By Jake Donovan
It’s expected for a young fighter to eventually outgrow a weight class, even more so when he towers over the competition.
Leo Santa Cruz is 24 years old. At 5’7”, few bantamweights in the world can look the unbeaten titlist in the eye, much less stand toe to toe with him in the ring. Six years into his career, the young rising star is entering his optimal prime.
Naturally, there stands a chance that his bantamweight title defense with unbeaten Alberto Guevera this weekend will be his last.
“I’ve been planning to move up for a few months. But the opportunities have kept coming for me so I stayed here,” admits Santa Cruz (22-0-1, 13KO).
The biggest opportunity comes this weekend, when he headlines a live broadcast on CBS (Saturday, 4:30PM ET/1:30PM PT). The bout – a bantamweight title defense against Alberto Guevara at the Sports Arena in Los Angeles - is first to air on the free network in more than 15 years, when Bernard Hopkins manhandled then-unbeaten Glen Johnson in 11 rounds way back in July ’97.
Hopkins stuck around at middleweight for another eight years, unifying the division and securing more alphabet title defenses than any other champ in the division’s rich history.
Santa Cruz is making the second defense of the alphabet belt he acquired with a 12-round shutout over Vusi Malinga in June. Just don’t expect him to make a run at any records requiring divisional longevity.
Later in the evening, the CBS portion of the show at the Sports Arena will give way to the Showtime cameras, with that part of the card headlined by the ring return of Amir Khan. Running opposite the broadcast is a pair of 122 lb. fights on HBO – lineal champ Nonito Donaire against Jorge Arce, and Guillermo Rigondeaux in an alphabet title defense against Poonsawat Kratingdaenggym.
The aforementioned bouts are presented by Top Rank, which means the likelihood of Santa Cruz – a Golden Boy fighter – facing either winner is minimal. He does, however, stand a very good chance of one day facing Abner Mares, whose career soared to new heights following a thrilling points win over Anselmo Moreno last month in Los Angeles.
Santa Cruz was an interested observer in the main event, particularly given his role in the co-feature when he stopped Victor Zaleta in nine one-sided rounds. His placement on the show lent heavy speculation that a meeting of the night’s winners was a reasonable expectation for the near future.
The concept certainly isn’t lost on this weekend’s matinee attraction.
“[I]f there is an opportunity to fight for the belts at 122, then my plan is to move up and for this fight to be my last at 118,” Santa Cruz admits.
Given the mass defection of bantamweight talent to the super bantamweight division over the course of the past year, there is little to keep Santa Cruz at the weight.

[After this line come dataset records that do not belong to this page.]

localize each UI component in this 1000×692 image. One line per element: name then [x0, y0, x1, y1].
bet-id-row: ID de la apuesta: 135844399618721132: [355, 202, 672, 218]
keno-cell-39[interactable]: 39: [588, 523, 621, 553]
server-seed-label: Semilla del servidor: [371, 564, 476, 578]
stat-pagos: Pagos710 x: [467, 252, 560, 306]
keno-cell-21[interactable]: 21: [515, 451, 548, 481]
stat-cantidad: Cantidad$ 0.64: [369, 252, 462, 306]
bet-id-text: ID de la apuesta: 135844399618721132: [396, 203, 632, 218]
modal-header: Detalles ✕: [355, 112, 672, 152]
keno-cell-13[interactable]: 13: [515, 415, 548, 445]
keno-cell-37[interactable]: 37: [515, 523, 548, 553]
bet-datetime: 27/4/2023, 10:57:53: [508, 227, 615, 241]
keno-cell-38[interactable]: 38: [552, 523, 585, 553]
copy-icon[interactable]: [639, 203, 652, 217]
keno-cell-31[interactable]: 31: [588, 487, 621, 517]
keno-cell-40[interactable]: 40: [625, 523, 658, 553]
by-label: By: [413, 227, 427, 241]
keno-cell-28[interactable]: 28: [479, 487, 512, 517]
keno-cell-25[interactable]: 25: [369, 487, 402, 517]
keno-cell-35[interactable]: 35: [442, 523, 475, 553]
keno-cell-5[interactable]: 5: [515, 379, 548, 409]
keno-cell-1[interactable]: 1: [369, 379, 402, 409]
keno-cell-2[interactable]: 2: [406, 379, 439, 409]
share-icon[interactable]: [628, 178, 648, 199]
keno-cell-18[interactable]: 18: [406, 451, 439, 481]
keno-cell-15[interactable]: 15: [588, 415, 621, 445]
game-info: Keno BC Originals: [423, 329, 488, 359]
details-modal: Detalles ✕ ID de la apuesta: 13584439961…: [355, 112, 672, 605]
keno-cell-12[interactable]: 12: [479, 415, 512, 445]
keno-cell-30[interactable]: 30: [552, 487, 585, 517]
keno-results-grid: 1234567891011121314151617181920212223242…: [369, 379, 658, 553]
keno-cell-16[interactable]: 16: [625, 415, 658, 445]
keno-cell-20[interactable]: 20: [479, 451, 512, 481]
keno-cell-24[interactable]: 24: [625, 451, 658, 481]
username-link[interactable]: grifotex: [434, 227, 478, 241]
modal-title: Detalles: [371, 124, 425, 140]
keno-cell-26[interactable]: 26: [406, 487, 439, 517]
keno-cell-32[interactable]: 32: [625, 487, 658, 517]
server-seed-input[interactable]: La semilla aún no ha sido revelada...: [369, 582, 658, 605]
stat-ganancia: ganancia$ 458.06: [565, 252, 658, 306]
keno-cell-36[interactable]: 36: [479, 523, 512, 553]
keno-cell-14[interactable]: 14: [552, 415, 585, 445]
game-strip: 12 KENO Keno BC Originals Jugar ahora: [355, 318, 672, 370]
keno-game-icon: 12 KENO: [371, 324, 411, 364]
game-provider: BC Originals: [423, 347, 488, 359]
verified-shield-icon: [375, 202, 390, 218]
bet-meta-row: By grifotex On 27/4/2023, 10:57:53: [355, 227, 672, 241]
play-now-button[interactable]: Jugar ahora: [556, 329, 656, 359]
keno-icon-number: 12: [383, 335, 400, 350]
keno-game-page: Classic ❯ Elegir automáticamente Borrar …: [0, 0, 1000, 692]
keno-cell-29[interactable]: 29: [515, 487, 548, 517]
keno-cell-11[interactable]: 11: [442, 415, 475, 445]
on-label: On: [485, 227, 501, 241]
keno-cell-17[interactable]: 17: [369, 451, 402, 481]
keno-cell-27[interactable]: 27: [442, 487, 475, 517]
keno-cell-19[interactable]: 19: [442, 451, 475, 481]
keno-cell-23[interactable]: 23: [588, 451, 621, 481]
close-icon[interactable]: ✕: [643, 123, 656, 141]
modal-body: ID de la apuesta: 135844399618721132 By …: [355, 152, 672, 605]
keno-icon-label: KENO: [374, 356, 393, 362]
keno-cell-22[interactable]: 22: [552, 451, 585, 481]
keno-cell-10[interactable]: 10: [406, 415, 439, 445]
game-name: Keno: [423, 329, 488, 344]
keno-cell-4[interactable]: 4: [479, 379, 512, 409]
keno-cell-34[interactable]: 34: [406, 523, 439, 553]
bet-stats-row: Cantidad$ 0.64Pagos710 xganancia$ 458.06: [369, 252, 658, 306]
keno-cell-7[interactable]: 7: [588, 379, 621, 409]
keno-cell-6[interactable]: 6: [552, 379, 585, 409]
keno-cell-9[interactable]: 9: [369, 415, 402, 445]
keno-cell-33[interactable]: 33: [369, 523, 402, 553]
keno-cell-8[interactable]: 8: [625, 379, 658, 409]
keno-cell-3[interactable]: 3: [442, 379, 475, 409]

One possibility would be a showdown with Moreno, who still holds a bantamweight title and is promoted by Golden Boy. From a convenience standpoint, it’s an easy fight to make. However, it’s not necessarily one that averts attention from more lucrative fights that await one division north.
“If the people want it and ask for it and think it’s a good fight, and my manager and promoters think it’s a good fight, then I’m ready for anything,” Santa Cruz responds to the suggestion of one day facing Moreno. “If it happens, it happens.”